Whatever the prognosis, I believe we would not go wrong, and will make amends if we were to invest in our youth. The youth are our future. No, let me put it differently – they are the future. By investing in our youth, we will make hope possible. To borrow Obama’s words, we will give them that sparkle of “the audacity of hope”. To help them hang on to hope in the face of all difficulties we are experiencing and the uncertainties that envelope our lives, clouding our future.
I did a quick check on our national statistics, and this is what I found – Malaysia’s youth make up a staggering 45 per cent of the total population in 2021. To plant hope and to invest in them is the responsibility of the current generation, those in power and in position of authority, and those who have the means and influence to make a positive difference.
In these times of trials and tribulations where a pandemic which has been raging worldwide has yet to abate, where the drums of wars have rolled and armed conflicts and fighting are sprouting like uncontrollable bush fires in many parts of the world, where the climate change phenomenon is now a confirmed reality — and as a result of all of which the world is struggling to cope with an unprecedented an existential challenge, where does hope factor? It’s very difficult to install a sense of hope and positiveness in the current state of the world. The legacy that is unfolding is almost bereft of hope.
The light of hope can still be lit if we focus on our young and the youth. We need to invest in them by instilling an abiding faith in God. A person of faith will have hope, and the process of faith building will engender hope, giving strength and the power to do something about the present as well as for the future. The answers to the challenges of the present are in the heart where hope resides. We need to give our young and the youth the ability to distinguish right from wrong, what it means to be really human, to know the truth from all the lies and deliberate misinformation and propaganda that is inundating the world like a worldwide flood as in Prophet Noah’s days. The speed and acceleration of misinformation is unprecedented and made more pervasive by the power and reach of the online and social media.

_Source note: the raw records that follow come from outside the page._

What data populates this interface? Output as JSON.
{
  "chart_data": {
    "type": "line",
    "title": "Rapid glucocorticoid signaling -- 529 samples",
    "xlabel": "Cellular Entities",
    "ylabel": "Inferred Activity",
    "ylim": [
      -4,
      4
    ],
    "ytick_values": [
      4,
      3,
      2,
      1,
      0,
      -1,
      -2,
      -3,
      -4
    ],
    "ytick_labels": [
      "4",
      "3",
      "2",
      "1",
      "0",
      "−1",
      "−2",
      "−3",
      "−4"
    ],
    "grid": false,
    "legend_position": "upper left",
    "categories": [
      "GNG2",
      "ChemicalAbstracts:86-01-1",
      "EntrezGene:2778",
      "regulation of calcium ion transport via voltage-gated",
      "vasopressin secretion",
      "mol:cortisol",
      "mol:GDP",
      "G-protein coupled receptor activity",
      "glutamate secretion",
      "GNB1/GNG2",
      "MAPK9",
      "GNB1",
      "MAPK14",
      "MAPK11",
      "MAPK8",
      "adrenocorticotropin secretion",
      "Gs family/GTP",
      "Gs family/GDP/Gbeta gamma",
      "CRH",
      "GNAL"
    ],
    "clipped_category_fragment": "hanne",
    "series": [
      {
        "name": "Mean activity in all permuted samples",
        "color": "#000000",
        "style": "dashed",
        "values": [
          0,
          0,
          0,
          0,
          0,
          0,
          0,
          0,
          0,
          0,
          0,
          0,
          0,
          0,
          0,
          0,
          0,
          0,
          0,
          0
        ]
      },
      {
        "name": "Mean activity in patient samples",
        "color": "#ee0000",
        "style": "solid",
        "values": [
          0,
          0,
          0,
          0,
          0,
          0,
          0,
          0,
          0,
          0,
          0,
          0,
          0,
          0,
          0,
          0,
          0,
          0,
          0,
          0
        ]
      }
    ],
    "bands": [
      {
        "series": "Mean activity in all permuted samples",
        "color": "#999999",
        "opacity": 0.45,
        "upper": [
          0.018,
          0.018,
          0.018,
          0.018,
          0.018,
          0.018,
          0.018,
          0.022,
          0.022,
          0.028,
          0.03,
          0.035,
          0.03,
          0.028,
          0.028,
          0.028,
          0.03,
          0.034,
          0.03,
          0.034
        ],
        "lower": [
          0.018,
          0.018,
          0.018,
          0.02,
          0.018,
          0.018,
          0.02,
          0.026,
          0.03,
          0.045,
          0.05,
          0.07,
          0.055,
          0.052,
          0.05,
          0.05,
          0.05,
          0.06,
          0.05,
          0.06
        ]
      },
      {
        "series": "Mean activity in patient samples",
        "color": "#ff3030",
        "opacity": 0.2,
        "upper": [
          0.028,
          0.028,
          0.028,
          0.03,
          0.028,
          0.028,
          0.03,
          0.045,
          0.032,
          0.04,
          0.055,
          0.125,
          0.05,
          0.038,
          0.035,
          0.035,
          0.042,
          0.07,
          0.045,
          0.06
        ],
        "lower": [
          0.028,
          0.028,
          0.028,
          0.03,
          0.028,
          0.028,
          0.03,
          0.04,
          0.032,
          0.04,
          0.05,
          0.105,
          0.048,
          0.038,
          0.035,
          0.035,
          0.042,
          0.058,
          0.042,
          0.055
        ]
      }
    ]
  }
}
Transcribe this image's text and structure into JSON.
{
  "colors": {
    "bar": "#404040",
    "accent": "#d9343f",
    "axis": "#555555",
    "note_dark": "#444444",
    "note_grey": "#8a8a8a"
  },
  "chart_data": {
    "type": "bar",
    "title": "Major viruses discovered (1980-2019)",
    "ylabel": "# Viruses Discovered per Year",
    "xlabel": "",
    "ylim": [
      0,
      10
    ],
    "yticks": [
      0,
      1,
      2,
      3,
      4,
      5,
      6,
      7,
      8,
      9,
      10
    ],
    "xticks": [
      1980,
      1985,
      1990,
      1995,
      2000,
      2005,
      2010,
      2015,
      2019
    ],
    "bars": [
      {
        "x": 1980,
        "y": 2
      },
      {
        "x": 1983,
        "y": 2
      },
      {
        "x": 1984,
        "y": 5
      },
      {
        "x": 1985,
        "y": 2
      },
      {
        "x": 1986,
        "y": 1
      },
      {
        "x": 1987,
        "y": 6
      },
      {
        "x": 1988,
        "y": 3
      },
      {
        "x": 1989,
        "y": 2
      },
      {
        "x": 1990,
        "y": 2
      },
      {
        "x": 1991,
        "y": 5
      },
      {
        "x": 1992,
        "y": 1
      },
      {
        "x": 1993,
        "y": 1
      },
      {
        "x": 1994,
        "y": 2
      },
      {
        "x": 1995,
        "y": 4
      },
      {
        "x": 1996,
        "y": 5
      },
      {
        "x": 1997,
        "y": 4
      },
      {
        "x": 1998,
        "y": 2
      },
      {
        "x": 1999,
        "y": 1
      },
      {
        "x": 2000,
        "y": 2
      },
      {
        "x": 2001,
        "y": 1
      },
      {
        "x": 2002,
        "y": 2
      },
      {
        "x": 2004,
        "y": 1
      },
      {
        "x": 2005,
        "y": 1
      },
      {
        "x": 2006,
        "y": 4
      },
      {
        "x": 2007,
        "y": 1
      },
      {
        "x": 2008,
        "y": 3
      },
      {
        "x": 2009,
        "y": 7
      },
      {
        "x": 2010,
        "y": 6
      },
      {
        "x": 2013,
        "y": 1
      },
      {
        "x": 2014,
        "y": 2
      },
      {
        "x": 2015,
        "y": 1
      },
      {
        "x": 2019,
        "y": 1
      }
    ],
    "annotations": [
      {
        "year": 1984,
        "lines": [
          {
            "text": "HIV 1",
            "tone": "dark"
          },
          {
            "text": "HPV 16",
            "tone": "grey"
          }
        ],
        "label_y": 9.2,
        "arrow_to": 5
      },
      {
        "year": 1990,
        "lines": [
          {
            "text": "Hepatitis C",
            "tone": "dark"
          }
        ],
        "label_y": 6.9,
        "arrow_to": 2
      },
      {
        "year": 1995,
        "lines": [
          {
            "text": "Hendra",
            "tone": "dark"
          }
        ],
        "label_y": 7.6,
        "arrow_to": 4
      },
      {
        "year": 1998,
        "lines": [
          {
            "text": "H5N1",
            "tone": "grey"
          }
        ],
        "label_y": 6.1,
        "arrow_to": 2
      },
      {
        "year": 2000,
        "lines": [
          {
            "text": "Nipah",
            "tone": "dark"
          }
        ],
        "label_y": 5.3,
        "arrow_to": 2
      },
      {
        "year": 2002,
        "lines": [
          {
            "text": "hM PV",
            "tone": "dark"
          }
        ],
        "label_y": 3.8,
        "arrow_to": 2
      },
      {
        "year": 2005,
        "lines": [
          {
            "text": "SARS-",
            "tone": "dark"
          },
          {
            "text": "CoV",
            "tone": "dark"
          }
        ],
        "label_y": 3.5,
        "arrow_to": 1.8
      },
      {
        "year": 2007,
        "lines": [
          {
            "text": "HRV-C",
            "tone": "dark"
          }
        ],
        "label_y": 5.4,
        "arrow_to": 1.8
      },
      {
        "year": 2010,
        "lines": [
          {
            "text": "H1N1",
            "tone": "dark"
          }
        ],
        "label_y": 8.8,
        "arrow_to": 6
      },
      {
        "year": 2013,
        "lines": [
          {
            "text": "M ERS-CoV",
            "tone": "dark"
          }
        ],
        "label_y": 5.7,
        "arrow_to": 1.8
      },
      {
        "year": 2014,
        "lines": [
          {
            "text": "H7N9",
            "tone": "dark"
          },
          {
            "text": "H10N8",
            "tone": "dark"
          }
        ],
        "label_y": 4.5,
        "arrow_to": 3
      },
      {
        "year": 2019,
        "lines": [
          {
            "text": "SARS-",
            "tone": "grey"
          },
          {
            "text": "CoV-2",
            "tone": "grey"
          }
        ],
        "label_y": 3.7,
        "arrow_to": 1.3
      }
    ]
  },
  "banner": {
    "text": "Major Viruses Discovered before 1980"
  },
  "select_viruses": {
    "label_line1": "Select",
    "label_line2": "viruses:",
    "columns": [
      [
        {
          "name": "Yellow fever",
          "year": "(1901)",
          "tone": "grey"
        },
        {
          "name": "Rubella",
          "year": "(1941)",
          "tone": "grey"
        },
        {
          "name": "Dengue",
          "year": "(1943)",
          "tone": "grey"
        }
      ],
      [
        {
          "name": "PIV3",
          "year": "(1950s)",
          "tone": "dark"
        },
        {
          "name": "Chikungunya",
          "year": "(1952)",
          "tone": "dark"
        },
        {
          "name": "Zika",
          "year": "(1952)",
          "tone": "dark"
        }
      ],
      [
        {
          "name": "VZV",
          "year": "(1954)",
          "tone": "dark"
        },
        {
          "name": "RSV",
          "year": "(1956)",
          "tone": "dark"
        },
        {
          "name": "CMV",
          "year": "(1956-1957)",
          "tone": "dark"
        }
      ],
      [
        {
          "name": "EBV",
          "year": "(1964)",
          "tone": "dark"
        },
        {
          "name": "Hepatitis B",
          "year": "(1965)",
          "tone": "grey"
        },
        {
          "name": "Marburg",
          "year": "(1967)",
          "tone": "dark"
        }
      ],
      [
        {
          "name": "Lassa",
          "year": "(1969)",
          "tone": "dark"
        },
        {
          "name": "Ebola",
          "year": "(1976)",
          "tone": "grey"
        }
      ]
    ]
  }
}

How do we instil hope in a world which is torn by war, destroyed by hate, decimated by despair, and devastated by distrust and on the brink of destruction, and where famine ravages millions of inhabitants in some parts, while feasting and gluttony are enjoyed by inhabitants in another parts.
It is as if the world is a ticking time bomb, with apartheid and racism in one hemisphere and apathy in the other. Scientists tell us there are enough nuclear warheads to wipe out all forms of life on earth except cockroaches. So how do we motivate the youth to go forward in hope; to prevent this world from being a ‘Planet of the Cockroaches’? That is the paradox of our times.